Recent advances in technology have increased awareness of the necessity for automated systems in
people’s everyday lives. Artificial systems are more frequently being introduced into environments
previously thought to be too perilous for humans to operate in. Some robots can be used to extract
potentially hazardous materials from sites inaccessible to humans, while others are being developed
to aid humans with laborious tasks.
A crucial aspect of all artificial systems is the manner in which they interact with their immediate surroundings.
Developing such a deceivingly simply aspect has proven to be significantly challenging, as
it not only entails the methods through which the system perceives its environment, but also its ability
to perform critical tasks. These undertakings often involve the coordination of numerous subsystems,
each performing its own complex duty. To complicate matters further, it is nowadays becoming
increasingly important for these artificial systems to be able to perform their tasks in real-time.
The task of object recognition is typically described as the process of retrieving the object in a database
that is most similar to an unknown, or query, object. Pose estimation, on the other hand, involves
estimating the position and orientation of an object in three-dimensional space, as seen from an observer’s
viewpoint. These two tasks are regarded as vital to many computer vision techniques and and
regularly serve as input to more complex perception algorithms.
An approach is presented which regards the object recognition and pose estimation procedures as
mutually dependent. The core idea is that dissimilar objects might appear similar when observed
from certain viewpoints. A feature-based conceptualisation, which makes use of a database, is implemented
and used to perform simultaneous object recognition and pose estimation. The design
incorporates data compression techniques, originally suggested by the image-processing community,
to facilitate fast processing of large databases.
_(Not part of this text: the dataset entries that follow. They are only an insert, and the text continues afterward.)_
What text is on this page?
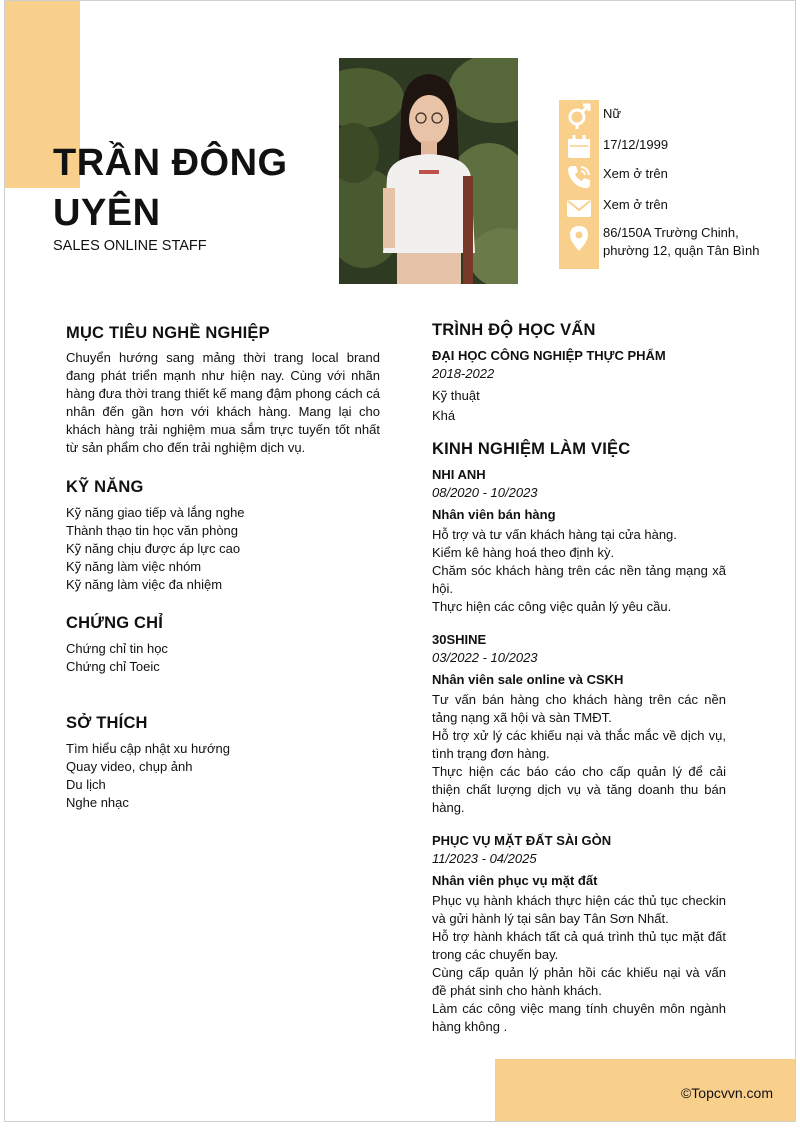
TRẦN ĐÔNG
UYÊN
SALES ONLINE STAFF
Nữ
17/12/1999
Xem ở trên
Xem ở trên
86/150A Trường Chinh,
phường 12, quận Tân Bình
MỤC TIÊU NGHỀ NGHIỆP
Chuyển hướng sang mảng thời trang local brand đang phát triển mạnh như hiện nay. Cùng với nhãn hàng đưa thời trang thiết kế mang đậm phong cách cá nhân đến gần hơn với khách hàng. Mang lại cho khách hàng trải nghiệm mua sắm trực tuyến tốt nhất từ sản phẩm cho đến trải nghiệm dịch vụ.
KỸ NĂNG
Kỹ năng giao tiếp và lắng nghe
Thành thạo tin học văn phòng
Kỹ năng chịu được áp lực cao
Kỹ năng làm việc nhóm
Kỹ năng làm việc đa nhiệm
CHỨNG CHỈ
Chứng chỉ tin học
Chứng chỉ Toeic
SỞ THÍCH
Tìm hiểu cập nhật xu hướng
Quay video, chụp ảnh
Du lịch
Nghe nhạc
TRÌNH ĐỘ HỌC VẤN
ĐẠI HỌC CÔNG NGHIỆP THỰC PHẨM
2018-2022
Kỹ thuật
Khá
KINH NGHIỆM LÀM VIỆC
NHI ANH
08/2020 - 10/2023
Nhân viên bán hàng
Hỗ trợ và tư vấn khách hàng tại cửa hàng.
Kiểm kê hàng hoá theo định kỳ.
Chăm sóc khách hàng trên các nền tảng mạng xã hội.
Thực hiện các công việc quản lý yêu cầu.
30SHINE
03/2022 - 10/2023
Nhân viên sale online và CSKH
Tư vấn bán hàng cho khách hàng trên các nền tảng nạng xã hội và sàn TMĐT.
Hỗ trợ xử lý các khiếu nại và thắc mắc về dịch vụ, tình trạng đơn hàng.
Thực hiện các báo cáo cho cấp quản lý để cải thiện chất lượng dịch vụ và tăng doanh thu bán hàng.
PHỤC VỤ MẶT ĐẤT SÀI GÒN
11/2023 - 04/2025
Nhân viên phục vụ mặt đất
Phục vụ hành khách thực hiện các thủ tục checkin và gửi hành lý tại sân bay Tân Sơn Nhất.
Hỗ trợ hành khách tất cả quá trình thủ tục mặt đất trong các chuyến bay.
Cùng cấp quản lý phản hồi các khiếu nại và vấn đề phát sinh cho hành khách.
Làm các công việc mang tính chuyên môn ngành hàng không .
©Topcvvn.com
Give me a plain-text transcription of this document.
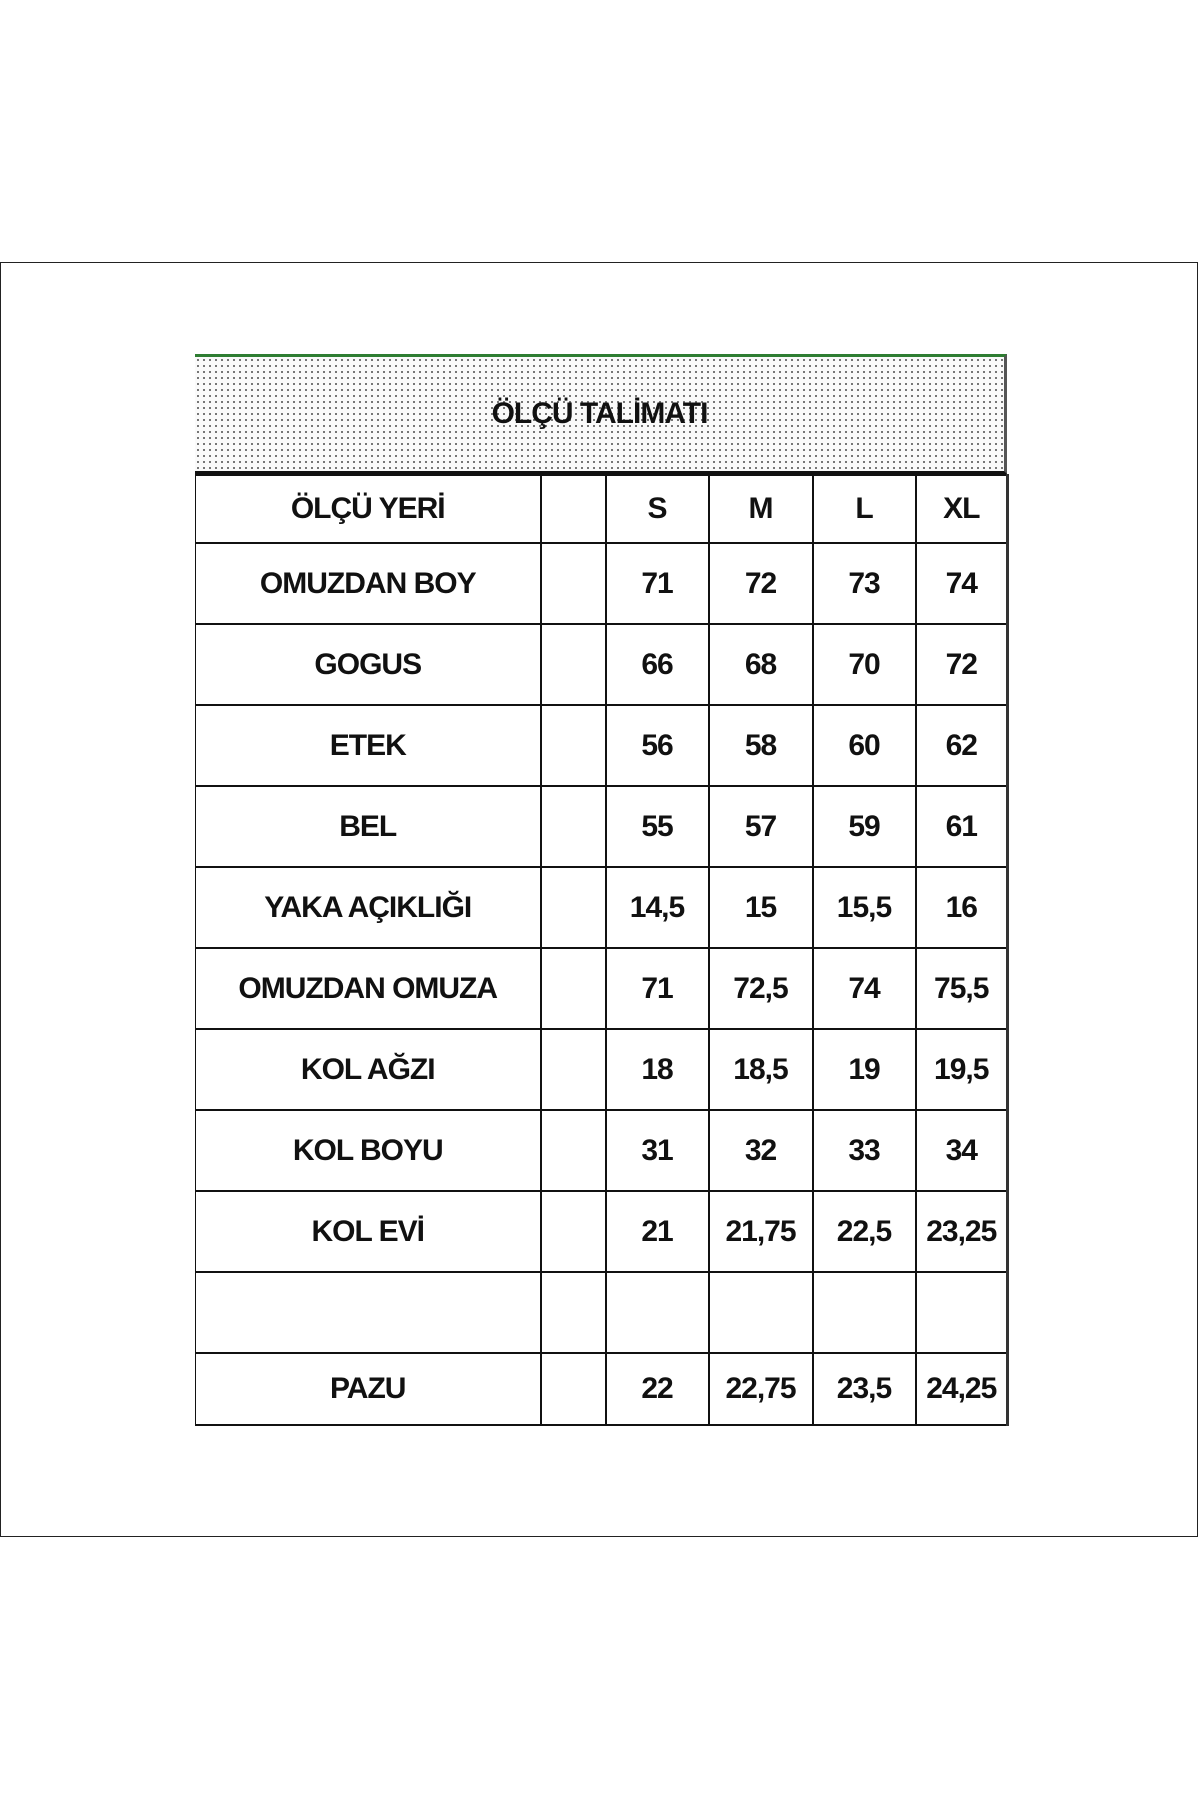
ÖLÇÜ TALİMATI
ÖLÇÜ YERİ		S	M	L	XL
OMUZDAN BOY		71	72	73	74
GOGUS		66	68	70	72
ETEK		56	58	60	62
BEL		55	57	59	61
YAKA AÇIKLIĞI		14,5	15	15,5	16
OMUZDAN OMUZA		71	72,5	74	75,5
KOL AĞZI		18	18,5	19	19,5
KOL BOYU		31	32	33	34
KOL EVİ		21	21,75	22,5	23,25

PAZU		22	22,75	23,5	24,25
System performance is quantified primarily on object recognition, pose estimation and execution time
characteristics. These aspects are investigated under ideal conditions by exploiting three-dimensional
models of relevant objects. The performance of the system is also analysed for practical scenarios
by acquiring input data from a structured light implementation, which resembles that obtained from
many commercial range scanners.
Practical experiments indicate that the system was capable of performing simultaneous object recognition
and pose estimation in approximately 230 ms once a novel object has been sensed. An average
object recognition accuracy of approximately 73% was achieved. The pose estimation results were
reasonable but prompted further research. The results are comparable to what has been achieved using
other suggested approaches such as Viewpoint Feature Histograms and Spin Images.
Dissertation (MEng)--University of Pretoria, 2013.